In a year in which both Hellraiser and Weaveworld celebrated Twentieth Anniversaries, we're delighted to notch up our own small 'twentieth' milestone, with the interview with Clive below being our twentieth for the site here at Revelations...
The three of us caught up earlier this month to talk through some of the artwork in his current exhibition in Los Angeles and others planned for exhibition in Chicago next month. We kicked off, though, by talking about a common passion - William Blake - and the recent discovery of eight previously unknown colour works by him along with the added bonus of 13 new lines of his verse, these currently being exhibited in London at Tate Britain...

Clive : "The Blake news is great, absolutely great. It makes you wonder, when 250 years have passed and stuff turns up like this, it makes you wonder how much more stuff there is that we haven't seen still in private hands."

Revelations : "It's fascinating to think it's been passed down safely through private hands all those years and avoided all the scholars."

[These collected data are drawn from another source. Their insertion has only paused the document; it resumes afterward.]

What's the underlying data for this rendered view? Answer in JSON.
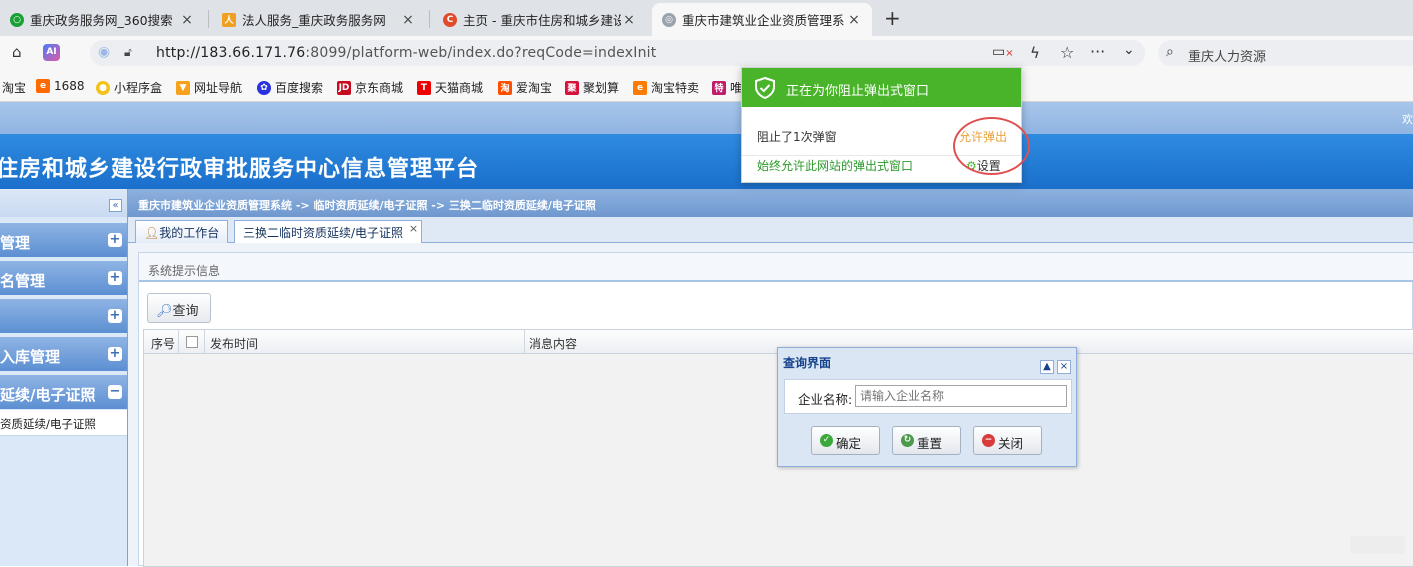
{
  "browser": {
    "tabs": [
      {
        "title": "重庆政务服务网_360搜索",
        "active": false
      },
      {
        "title": "法人服务_重庆政务服务网",
        "active": false
      },
      {
        "title": "主页 - 重庆市住房和城乡建设委",
        "active": false
      },
      {
        "title": "重庆市建筑业企业资质管理系",
        "active": true
      }
    ],
    "url": {
      "host": "http://183.66.171.76",
      "rest": ":8099/platform-web/index.do?reqCode=indexInit"
    },
    "search_text": "重庆人力资源",
    "bookmarks": [
      "淘宝",
      "1688",
      "小程序盒",
      "网址导航",
      "百度搜索",
      "京东商城",
      "天猫商城",
      "爱淘宝",
      "聚划算",
      "淘宝特卖",
      "唯"
    ],
    "accent": "#49b42a"
  },
  "popup_blocker": {
    "title": "正在为你阻止弹出式窗口",
    "blocked_text": "阻止了1次弹窗",
    "allow_label": "允许弹出",
    "always_allow_label": "始终允许此网站的弹出式窗口",
    "settings_label": "设置"
  },
  "app": {
    "header_top_right": "欢",
    "title": "住房和城乡建设行政审批服务中心信息管理平台",
    "breadcrumb": "重庆市建筑业企业资质管理系统 -> 临时资质延续/电子证照 -> 三换二临时资质延续/电子证照",
    "sidebar": {
      "collapse_icon": "«",
      "menus": [
        {
          "label": "管理",
          "sign": "+"
        },
        {
          "label": "名管理",
          "sign": "+"
        },
        {
          "label": "",
          "sign": "+"
        },
        {
          "label": "入库管理",
          "sign": "+"
        },
        {
          "label": "延续/电子证照",
          "sign": "−"
        }
      ],
      "subitem": "资质延续/电子证照"
    },
    "tabs": [
      {
        "label": "我的工作台",
        "icon": "user-icon"
      },
      {
        "label": "三换二临时资质延续/电子证照",
        "close": "×"
      }
    ],
    "panel_title": "系统提示信息",
    "query_button": "查询",
    "grid_columns": [
      "序号",
      "发布时间",
      "消息内容"
    ]
  },
  "dialog": {
    "title": "查询界面",
    "field_label": "企业名称:",
    "field_placeholder": "请输入企业名称",
    "buttons": {
      "ok": "确定",
      "reset": "重置",
      "close": "关闭"
    }
  }
}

Clive : "Yes, it's good and it's bad. It's good in the sense of, in terms of that it's nice to have them back. But it makes you worry about the pieces which maybe haven't been recognised, you know, haven't been understood. It's not as though the pictures scream out comprehensibility. You know, I always worry about that with our man Blake, whether there's a clue out there we haven't had yet, another piece of the mystery, but it's certainly marvellous to have these things back in the 'right' hands."

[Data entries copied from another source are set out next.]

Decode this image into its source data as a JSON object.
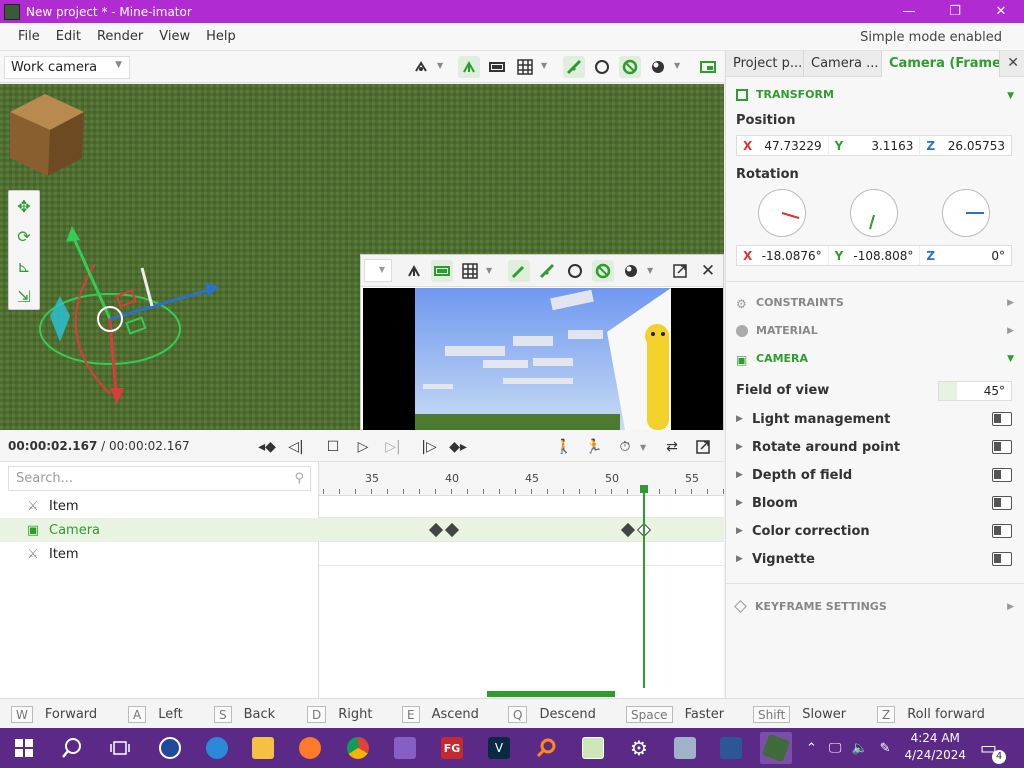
{
  "window": {
    "title": "New project * - Mine-imator",
    "minimize": "—",
    "maximize": "❐",
    "close": "✕"
  },
  "menu": {
    "items": [
      "File",
      "Edit",
      "Render",
      "View",
      "Help"
    ],
    "mode_label": "Simple mode enabled"
  },
  "toolbar": {
    "camera_select": "Work camera"
  },
  "timeline": {
    "current_time": "00:00:02.167",
    "total_time": "/ 00:00:02.167",
    "search_placeholder": "Search...",
    "ruler_labels": [
      "35",
      "40",
      "45",
      "50",
      "55"
    ],
    "tree": [
      {
        "label": "Item",
        "icon": "item-icon",
        "selected": false
      },
      {
        "label": "Camera",
        "icon": "camera-icon",
        "selected": true
      },
      {
        "label": "Item",
        "icon": "item-icon",
        "selected": false
      }
    ]
  },
  "panel": {
    "tabs": [
      "Project p...",
      "Camera ...",
      "Camera (Frame ..."
    ],
    "transform": {
      "header": "TRANSFORM",
      "position_label": "Position",
      "position": {
        "x": "47.73229",
        "y": "3.1163",
        "z": "26.05753"
      },
      "rotation_label": "Rotation",
      "rotation": {
        "x": "-18.0876°",
        "y": "-108.808°",
        "z": "0°"
      }
    },
    "sections": {
      "constraints": "CONSTRAINTS",
      "material": "MATERIAL",
      "camera": "CAMERA",
      "keyframe": "KEYFRAME SETTINGS"
    },
    "fov_label": "Field of view",
    "fov_value": "45°",
    "options": [
      "Light management",
      "Rotate around point",
      "Depth of field",
      "Bloom",
      "Color correction",
      "Vignette"
    ]
  },
  "shortcuts": [
    {
      "key": "W",
      "label": "Forward"
    },
    {
      "key": "A",
      "label": "Left"
    },
    {
      "key": "S",
      "label": "Back"
    },
    {
      "key": "D",
      "label": "Right"
    },
    {
      "key": "E",
      "label": "Ascend"
    },
    {
      "key": "Q",
      "label": "Descend"
    },
    {
      "key": "Space",
      "label": "Faster"
    },
    {
      "key": "Shift",
      "label": "Slower"
    },
    {
      "key": "Z",
      "label": "Roll forward"
    }
  ],
  "taskbar": {
    "time": "4:24 AM",
    "date": "4/24/2024",
    "notification_count": "4",
    "apps": [
      "start-icon",
      "search-icon",
      "task-view-icon",
      "obama-icon",
      "edge-icon",
      "file-explorer-icon",
      "firefox-icon",
      "chrome-icon",
      "visual-studio-icon",
      "fg-icon",
      "vegas-icon",
      "search-app-icon",
      "notepad-icon",
      "settings-icon",
      "photos-icon",
      "word-icon",
      "mine-imator-icon"
    ]
  },
  "colors": {
    "accent": "#2e9d2e",
    "titlebar": "#b12bd2",
    "taskbar": "#5b2a86"
  }
}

Revelations : "We thought we might talk a little about the new artwork you're exhibiting at the moment in Los Angeles and will shortly be showing in Chicago?"

Clive : "I haven't yet done a video walkaround at Bert Green for you because when I thought I could do it last Thursday the show was overwhelmed (which I was delighted with!) You know, last time I did a video walkaround, there was nobody there! I haven't been back yet: the event which we were going to do it at last week just had huge numbers of people...
"I guess we sold a huge number of the paintings - 49 of the 75 pictures, which is just amazing. I will try my very best to get a walkaround done this week - we'll find time, I'm sure. Maybe we can start with the paintings you've got here?"

Clive Barker - Midnight

Revelations : "Absolutely - "

Clive : "The first of them is one that two good friends of mine purchased... I'm delighted you bought that painting!"

Revelations : "Oh, so are we - "

Clive : "Oh man!"

Revelations : "We saw some photos of the gala opening night, with a lot of people gathered around Midnight. We looked at it for weeks and weeks and thought, 'Should we, shouldn't we?' but we had to!"

Clive : "Oh, I'm so glad you did. It got a lot of attention and there were a couple of people who got incredibly close to buying it - and I'm glad they didn't! "I'm so glad you saw the Blakean echoes in the colour and I think you're going to love it. You're going to have an interesting time choosing a frame - it's a big son of a bitch - I mean 60 by 48 plus a frame, man! It'll have a nice presence; it's a benign presence."

Revelations : "It'll certainly test our Victorian walls - "

Clive : "Yeah, but that's what Victorian walls were made for - they built that stuff strong."

Revelations : "Can you outline the story behind the painting?"

Clive : "Yes, it is the title-page painting for book three - it's one of the few paintings I've ever painted with a really direct position in mind - it's an invitation into Absolute Night. Hence the fact that in the flames of his torch you'll see skulls and creatures, little hints little of what Night contains. You saw the use of the colours of Blake in the picture... You said the Blakean influence was not something you were unaware of; you saw that straight away. I mean, there's something in his pose, something in the way his body is turned, I think, speaks of God, speaks of Blake; he is the embodiment of Midnight - I don't mean literally, I mean this will be the title page of the third book. I wanted something to announce: alright, we're going into another gear, we're going up a gear, you know? And he is somebody, almost like the guy at a circus, the ringmaster as it were, saying, 'OK, get ready, here it comes, now you're getting into the really dark stuff.' And at the same time I wanted him to have an Abaratian strangeness to him; in his tail, with the faces in the light coming up from the branch he's holding. So that's Midnight."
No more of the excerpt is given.